Ninguém soube informar porra nenhuma e a atenção toda era prá perigueti que jazia estirada semi nua no chão, um horror.
Rodamos muito mais, um calor ensurdecedor e a gente já nem prá casa podia voltar porque não tínhamos mais a menor ideia de como fazer isso, enfim... fudidos, completamente.
Os pneus do carro já estavam moles quando o tio falou que aquele lugar parecia familiar.
Incrível estávamos diante de um prédio decadente onde havia um night club ordinário e certamente um puteiro em anexo, que catso de familiar seria?????
Mas não rodamos muito mais e o tio ganhou certeza, estávamos não só no caminho certo como muito próximos de nosso destino final.
A fome já comia o estomago, a sede fazia arder os dedos do pé.
O tio prá distrair a gente e ganhar uns créditos pela enrascada que nos metera ia contando umas lorotas, uma mais grossa que a outra... uma delas a de estar passeando de bicicleta e ter cruzado com uma garota de topless numa estrada deserta... coitado, não sabia andar de bicicleta, alias nem a pé ele andava direito, ele vivia ralado de tanto cambalear sóbrio e se arrebentar naqueles muros chapiscados de tijolo baiano./
Enfim ele reconheceu a rua, é esta, pode ter certeza esta é a Rua Campos floridos, pode subir. Já de cara vimos que a rua se chamava Amarildo Barbosa, mas o tio disse que a rua podia ter mudado de nome com o passar dos anos e que o Amarildo era um antigo morador do bairro. Chute, só chutava...
Avistou a casa de longe: - Aquela da árvore grande na frente, é uma casa amarelo canário... não era, a casa era um verde cítrico de fazer torcer o umbigo... mas mesmo assim ele nos fez parar em frente.
Ninguém queria descer do carro e tocar a campainha, até porque íamos precisar de ajuda prá sair, além de entalados havíamos contraído um epidemia de câimbras... diz que tava dando isso por lá. Resolvemos chamar o SAMU, prá ajudar, mas o tio saiu do carro foi abrindo o portão e chamando pelo povo da casa.
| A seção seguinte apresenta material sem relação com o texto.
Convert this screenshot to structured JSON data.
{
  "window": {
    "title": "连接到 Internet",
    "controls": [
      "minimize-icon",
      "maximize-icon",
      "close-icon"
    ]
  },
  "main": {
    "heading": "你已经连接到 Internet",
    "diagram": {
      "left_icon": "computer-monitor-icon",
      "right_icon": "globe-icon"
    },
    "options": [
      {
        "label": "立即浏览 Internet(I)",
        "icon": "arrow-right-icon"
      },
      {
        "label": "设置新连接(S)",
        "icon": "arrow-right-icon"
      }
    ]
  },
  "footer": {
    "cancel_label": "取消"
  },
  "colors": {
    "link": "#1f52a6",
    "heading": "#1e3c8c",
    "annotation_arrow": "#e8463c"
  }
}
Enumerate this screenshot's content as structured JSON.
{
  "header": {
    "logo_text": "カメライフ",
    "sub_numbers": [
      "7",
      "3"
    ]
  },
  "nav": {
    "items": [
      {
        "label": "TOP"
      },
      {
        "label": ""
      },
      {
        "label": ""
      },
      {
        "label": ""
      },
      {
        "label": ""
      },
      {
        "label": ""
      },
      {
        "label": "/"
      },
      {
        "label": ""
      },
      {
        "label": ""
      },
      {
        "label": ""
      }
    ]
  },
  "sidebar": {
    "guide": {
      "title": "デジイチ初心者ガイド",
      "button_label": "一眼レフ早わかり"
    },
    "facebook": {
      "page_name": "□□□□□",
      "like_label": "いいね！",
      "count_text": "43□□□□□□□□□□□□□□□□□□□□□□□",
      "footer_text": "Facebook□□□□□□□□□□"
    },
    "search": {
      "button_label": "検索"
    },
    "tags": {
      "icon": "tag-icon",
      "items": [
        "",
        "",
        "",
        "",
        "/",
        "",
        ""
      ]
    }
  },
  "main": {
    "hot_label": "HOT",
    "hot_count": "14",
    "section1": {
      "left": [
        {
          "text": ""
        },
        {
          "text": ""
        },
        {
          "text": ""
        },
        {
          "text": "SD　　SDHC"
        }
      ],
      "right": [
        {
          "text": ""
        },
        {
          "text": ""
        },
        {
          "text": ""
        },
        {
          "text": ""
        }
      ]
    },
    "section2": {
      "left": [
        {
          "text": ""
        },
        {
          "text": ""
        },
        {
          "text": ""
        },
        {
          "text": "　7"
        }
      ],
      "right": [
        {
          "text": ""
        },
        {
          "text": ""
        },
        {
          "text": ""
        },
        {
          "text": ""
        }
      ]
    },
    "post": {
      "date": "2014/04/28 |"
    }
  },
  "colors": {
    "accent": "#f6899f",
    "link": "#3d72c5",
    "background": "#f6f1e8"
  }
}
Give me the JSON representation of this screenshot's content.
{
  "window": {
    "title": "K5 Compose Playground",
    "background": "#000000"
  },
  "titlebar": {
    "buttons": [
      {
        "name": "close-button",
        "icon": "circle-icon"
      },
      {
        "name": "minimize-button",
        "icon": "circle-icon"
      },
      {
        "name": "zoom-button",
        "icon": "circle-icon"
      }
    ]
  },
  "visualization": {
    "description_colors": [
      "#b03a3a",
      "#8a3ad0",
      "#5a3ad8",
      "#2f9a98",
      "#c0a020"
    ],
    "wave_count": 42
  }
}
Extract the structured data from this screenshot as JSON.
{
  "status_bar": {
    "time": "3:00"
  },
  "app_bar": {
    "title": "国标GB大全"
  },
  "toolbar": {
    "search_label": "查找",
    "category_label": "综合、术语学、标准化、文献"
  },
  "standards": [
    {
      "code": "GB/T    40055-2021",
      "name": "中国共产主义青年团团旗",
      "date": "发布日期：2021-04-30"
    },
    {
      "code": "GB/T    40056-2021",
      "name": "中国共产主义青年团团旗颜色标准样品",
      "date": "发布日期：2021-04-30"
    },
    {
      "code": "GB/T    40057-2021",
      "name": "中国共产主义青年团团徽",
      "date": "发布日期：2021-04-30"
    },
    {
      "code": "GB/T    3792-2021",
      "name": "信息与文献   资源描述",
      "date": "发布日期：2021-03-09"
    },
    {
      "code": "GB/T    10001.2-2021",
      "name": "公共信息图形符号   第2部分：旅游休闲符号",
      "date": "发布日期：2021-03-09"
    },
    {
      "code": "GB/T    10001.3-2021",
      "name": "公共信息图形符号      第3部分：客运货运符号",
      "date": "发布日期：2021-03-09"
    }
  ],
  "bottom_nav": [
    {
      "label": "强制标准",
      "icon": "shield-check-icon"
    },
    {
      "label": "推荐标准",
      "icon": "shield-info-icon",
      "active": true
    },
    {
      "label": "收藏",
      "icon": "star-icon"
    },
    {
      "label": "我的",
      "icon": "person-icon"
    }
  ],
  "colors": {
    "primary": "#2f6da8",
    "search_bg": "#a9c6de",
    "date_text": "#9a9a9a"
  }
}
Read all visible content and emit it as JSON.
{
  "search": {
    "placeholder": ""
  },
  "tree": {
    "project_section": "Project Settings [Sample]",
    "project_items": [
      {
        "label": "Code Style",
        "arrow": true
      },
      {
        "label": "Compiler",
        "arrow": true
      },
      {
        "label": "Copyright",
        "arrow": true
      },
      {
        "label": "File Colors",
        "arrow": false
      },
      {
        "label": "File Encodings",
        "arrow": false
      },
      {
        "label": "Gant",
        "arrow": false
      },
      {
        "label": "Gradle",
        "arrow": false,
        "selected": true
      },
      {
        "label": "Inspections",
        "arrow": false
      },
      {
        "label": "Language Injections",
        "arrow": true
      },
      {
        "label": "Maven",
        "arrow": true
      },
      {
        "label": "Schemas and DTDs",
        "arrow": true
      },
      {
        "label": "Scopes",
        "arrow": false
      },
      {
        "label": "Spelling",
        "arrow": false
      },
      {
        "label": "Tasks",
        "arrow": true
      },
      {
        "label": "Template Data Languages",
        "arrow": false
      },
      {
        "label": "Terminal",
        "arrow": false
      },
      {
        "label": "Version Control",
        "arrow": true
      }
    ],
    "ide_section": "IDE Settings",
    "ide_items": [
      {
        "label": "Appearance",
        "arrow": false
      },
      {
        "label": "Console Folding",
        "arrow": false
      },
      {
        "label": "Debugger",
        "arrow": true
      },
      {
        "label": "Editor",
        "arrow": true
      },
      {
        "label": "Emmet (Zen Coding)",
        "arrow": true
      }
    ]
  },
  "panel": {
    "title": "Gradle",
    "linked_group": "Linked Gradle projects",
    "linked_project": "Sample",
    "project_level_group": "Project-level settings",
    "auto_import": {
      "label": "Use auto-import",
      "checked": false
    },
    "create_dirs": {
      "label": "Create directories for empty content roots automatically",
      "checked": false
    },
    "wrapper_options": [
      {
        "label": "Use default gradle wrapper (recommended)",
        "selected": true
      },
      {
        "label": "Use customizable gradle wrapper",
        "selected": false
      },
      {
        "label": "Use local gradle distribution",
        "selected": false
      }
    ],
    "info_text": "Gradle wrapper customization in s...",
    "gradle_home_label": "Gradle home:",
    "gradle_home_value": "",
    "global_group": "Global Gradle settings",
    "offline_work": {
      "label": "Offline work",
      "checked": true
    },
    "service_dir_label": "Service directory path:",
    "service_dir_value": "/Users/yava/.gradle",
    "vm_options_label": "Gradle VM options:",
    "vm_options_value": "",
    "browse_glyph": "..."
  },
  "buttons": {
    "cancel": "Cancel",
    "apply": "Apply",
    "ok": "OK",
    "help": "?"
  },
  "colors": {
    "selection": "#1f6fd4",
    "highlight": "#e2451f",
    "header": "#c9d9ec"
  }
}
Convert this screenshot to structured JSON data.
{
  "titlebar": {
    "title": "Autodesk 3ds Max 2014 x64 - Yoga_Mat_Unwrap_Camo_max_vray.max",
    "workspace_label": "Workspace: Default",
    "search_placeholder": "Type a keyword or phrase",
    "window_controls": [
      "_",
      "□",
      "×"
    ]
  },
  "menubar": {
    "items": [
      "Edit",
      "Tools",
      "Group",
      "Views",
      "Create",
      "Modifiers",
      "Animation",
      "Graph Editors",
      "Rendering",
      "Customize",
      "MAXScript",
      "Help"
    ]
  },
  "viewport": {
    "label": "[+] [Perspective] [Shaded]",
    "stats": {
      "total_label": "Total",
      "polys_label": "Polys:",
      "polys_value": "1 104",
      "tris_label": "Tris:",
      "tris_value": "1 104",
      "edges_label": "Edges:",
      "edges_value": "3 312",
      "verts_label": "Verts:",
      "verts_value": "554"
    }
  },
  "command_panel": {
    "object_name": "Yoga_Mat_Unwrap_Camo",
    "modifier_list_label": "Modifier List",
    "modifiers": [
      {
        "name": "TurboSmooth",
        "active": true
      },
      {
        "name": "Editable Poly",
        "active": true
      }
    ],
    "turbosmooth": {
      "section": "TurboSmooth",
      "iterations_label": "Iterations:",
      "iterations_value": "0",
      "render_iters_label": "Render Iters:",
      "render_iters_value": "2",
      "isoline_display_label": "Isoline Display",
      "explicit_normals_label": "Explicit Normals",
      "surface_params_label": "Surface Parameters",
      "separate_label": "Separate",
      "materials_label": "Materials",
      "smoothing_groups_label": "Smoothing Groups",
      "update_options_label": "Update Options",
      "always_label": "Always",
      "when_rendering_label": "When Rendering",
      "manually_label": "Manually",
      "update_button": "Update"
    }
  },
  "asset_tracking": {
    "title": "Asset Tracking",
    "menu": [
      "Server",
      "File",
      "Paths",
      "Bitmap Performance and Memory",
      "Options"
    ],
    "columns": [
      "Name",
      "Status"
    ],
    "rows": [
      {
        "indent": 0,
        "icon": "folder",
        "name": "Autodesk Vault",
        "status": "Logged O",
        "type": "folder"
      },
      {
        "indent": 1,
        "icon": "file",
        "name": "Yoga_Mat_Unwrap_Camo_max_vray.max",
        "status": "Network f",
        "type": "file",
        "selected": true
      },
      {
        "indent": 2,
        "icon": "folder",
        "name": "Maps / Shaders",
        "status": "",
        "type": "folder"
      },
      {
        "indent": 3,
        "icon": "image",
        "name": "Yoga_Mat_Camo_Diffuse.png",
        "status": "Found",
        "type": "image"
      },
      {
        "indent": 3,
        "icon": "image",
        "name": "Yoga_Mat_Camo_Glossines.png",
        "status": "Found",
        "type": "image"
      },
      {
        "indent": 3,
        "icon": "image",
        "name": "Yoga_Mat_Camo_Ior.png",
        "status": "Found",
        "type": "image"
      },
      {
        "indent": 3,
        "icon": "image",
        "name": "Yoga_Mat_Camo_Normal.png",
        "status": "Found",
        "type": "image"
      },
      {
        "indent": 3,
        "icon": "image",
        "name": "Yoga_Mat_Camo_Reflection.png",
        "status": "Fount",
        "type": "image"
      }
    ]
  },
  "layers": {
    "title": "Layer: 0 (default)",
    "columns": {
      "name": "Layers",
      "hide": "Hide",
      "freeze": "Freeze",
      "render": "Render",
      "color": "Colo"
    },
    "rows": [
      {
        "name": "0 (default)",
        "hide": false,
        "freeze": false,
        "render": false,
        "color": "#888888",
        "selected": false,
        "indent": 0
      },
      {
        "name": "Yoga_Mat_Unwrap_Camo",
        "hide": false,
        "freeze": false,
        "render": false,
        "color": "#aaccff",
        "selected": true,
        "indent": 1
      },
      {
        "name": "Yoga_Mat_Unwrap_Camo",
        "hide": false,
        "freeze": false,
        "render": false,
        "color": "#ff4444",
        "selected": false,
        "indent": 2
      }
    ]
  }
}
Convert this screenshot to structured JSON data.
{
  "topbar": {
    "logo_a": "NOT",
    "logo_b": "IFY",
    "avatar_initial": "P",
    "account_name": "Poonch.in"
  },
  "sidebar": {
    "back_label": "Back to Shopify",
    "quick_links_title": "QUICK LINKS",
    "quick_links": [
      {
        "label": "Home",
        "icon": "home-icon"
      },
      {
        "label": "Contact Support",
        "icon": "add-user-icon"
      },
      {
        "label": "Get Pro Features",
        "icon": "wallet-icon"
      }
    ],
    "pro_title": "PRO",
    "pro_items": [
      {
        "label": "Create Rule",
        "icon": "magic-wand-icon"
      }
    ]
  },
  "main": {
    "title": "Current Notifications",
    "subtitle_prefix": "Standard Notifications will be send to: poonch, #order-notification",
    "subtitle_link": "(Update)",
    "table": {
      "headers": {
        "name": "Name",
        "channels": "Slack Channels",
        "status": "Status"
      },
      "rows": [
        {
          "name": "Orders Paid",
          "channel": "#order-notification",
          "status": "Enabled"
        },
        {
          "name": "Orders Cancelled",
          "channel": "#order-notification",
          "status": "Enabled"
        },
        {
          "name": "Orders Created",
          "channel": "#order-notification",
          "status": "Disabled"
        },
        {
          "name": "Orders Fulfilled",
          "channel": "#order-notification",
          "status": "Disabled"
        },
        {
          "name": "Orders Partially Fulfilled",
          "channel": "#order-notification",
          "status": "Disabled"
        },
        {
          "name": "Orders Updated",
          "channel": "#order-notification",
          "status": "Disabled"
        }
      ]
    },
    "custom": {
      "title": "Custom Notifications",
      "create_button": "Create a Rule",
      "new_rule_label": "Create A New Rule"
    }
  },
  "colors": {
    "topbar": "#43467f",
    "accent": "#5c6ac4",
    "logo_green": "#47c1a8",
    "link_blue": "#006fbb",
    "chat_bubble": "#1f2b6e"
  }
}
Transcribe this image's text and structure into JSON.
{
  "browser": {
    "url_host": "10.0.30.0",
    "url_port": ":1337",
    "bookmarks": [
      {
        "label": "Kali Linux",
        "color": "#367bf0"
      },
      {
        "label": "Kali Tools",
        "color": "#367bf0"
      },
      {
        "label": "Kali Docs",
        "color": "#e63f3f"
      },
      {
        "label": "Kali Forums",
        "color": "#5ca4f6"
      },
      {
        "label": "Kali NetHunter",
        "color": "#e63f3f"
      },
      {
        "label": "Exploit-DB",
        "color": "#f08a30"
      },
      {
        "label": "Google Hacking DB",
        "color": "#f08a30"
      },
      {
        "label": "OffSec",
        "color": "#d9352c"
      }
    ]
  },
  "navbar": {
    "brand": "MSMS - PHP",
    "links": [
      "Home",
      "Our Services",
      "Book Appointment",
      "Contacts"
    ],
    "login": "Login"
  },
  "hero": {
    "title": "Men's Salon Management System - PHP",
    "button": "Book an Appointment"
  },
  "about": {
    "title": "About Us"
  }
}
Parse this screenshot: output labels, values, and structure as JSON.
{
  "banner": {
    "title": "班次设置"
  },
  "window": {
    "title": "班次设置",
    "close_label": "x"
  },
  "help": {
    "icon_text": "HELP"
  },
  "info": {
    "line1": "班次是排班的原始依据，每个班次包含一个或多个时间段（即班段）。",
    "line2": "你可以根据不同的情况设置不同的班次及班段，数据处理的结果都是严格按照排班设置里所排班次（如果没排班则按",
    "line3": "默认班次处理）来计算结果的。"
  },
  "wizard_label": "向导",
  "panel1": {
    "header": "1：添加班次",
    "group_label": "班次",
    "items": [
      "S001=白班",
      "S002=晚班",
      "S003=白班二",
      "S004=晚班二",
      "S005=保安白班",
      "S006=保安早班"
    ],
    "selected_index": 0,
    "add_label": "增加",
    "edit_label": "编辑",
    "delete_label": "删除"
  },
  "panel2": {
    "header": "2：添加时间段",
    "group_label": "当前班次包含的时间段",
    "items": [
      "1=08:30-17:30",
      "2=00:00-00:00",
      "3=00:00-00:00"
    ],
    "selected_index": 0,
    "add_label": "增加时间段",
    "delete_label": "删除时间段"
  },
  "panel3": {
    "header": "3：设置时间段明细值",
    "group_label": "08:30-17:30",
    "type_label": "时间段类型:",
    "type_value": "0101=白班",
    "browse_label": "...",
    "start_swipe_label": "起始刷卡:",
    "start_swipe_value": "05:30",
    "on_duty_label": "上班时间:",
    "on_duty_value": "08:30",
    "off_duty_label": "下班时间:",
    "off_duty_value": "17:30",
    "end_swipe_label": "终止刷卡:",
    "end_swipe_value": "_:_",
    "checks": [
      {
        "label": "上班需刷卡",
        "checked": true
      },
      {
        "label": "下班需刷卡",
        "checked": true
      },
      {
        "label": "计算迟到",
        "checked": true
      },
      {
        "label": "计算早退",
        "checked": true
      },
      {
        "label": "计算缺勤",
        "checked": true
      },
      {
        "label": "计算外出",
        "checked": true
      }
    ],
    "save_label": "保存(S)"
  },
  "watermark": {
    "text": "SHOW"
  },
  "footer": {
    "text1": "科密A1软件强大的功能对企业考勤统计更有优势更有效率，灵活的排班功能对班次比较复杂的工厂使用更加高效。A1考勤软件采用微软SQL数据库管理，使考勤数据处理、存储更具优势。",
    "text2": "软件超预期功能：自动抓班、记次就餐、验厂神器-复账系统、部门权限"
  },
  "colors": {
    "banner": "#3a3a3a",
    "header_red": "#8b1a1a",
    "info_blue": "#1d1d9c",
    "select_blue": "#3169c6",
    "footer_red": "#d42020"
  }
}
Apareceram umas pessoas muito estranhas com umas caras mais estranhas ainda. O tio perguntou se não se lembravam dele e o povo ficou mais mudo que gelatina de framboesa.
Descemos prá dar apoio ao tio e prá um eventual resgate caso o povo dali resolvesse cobrir ele de porrada, mas o clima mudou pela primeira vez quando nos viram saindo do carro todos tortos e mancos... acho que não imaginaram que podia caber mais 6 pessoas num Fiat 147... nos olharam como se fossemos um bando de anões de circo prontos prá entrar em cena.
Fomos entrando também e notamos que dois deles pegaram nos celulares, ou iam atirar eles na gente ou iam chamar a policia ou reforços... tinha um velho gordo com um cuecão que só coçava o queixo e um pivete cheio de píercings com cara de personagem de manga... mas a segunda virada veio neste preciso momento lá do fundo da varanda no grito rouco de uma velha que eu julgava estar morta e sentada numa cadeira de vime toda esbugalhada tipo ninho de garça. Ela gritou: - Artur quanta saudades.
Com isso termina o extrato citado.